Y como todo en esta vida es una relación de relaciones, de nudos, de desenlaces y de redes que se crean, se cambian, se destruyen y se recrean, Google convoca un concurso de vídeos y después ponen en circulación este vídeo que podéis ver abajo. Porque examino el correo más de mil veces al día, y siempre espero ese mail que te cambia la vida, la cara, la risa, el llanto o el color de unos ojos.

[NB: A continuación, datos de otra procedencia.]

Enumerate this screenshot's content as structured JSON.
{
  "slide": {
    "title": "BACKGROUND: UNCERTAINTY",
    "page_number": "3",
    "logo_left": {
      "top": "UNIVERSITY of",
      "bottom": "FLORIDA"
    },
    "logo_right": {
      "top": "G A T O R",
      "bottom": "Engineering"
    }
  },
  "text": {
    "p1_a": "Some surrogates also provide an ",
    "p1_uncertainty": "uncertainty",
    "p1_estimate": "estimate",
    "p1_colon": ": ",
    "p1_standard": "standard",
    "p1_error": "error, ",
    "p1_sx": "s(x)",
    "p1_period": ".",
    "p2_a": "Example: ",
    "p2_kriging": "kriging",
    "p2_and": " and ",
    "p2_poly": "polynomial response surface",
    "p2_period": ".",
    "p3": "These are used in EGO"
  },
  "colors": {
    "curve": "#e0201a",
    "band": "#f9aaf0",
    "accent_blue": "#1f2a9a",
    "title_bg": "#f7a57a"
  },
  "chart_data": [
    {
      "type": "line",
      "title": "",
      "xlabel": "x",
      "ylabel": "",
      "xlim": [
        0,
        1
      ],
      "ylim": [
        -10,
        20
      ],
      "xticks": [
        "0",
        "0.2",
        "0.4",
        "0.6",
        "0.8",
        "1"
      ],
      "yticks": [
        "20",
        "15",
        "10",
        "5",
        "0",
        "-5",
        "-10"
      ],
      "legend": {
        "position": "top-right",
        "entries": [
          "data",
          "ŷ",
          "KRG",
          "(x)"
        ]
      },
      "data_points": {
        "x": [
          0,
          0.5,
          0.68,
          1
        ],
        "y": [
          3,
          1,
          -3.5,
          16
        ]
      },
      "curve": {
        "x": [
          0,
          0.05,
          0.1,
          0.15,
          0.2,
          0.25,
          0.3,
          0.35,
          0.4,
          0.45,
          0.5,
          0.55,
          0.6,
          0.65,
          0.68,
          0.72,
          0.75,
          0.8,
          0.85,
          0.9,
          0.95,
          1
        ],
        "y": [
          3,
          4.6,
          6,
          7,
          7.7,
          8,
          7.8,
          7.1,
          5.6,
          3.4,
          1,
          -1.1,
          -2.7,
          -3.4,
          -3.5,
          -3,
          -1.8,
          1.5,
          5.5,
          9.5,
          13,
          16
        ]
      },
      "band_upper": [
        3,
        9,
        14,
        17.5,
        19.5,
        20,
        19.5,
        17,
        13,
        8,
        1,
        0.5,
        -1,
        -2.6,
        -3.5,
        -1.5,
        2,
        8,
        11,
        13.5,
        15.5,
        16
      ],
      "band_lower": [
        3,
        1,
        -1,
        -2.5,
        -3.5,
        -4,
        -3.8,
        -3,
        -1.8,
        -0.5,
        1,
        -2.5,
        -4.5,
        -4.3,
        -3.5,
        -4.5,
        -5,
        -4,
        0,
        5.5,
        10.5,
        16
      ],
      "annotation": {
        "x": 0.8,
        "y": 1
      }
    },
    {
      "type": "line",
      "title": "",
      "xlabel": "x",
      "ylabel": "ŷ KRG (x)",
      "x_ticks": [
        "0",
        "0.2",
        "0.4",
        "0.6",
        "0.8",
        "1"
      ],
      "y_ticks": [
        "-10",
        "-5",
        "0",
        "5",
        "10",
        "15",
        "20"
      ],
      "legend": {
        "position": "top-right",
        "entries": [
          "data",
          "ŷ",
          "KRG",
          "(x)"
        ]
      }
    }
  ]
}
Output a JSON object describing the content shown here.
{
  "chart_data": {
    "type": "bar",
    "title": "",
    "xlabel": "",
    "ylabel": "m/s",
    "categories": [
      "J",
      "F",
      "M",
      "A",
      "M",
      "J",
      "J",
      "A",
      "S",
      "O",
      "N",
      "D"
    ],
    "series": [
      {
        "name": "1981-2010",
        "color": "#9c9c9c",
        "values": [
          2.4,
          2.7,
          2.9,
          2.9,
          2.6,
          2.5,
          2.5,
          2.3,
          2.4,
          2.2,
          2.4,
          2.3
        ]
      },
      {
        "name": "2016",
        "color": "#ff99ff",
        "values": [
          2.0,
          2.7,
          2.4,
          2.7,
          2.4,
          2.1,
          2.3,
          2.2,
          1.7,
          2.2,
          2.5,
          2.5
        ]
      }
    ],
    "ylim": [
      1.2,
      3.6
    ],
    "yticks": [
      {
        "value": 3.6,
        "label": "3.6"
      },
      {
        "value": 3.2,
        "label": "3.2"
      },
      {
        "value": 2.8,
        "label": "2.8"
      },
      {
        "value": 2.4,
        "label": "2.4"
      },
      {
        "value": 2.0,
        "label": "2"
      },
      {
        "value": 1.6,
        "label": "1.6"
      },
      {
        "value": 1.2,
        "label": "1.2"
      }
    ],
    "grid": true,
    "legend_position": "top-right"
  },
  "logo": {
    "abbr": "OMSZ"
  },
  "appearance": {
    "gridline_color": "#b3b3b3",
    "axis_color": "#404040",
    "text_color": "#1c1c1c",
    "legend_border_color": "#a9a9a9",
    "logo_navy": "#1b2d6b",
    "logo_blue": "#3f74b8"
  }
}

De los tuyos, o de los otros. ANtes tardabas meses en esperar una carta. Ahora, si pasa más de un día sabes que no han querido contestarte. O piensas. El otro día me llegó un mail contestando uno del principio del verano. Allí estaba. Esperando en el buzón de entrada. Cariñoso, generoso, amable. Yo lo lei menos de 30 segundos después de que me llegara. Quien lo mandó, leyó el mío casi dos meses después de yo enviarlo. Y aún me pregunto porque a veces tengo los ojos cansados de pixels.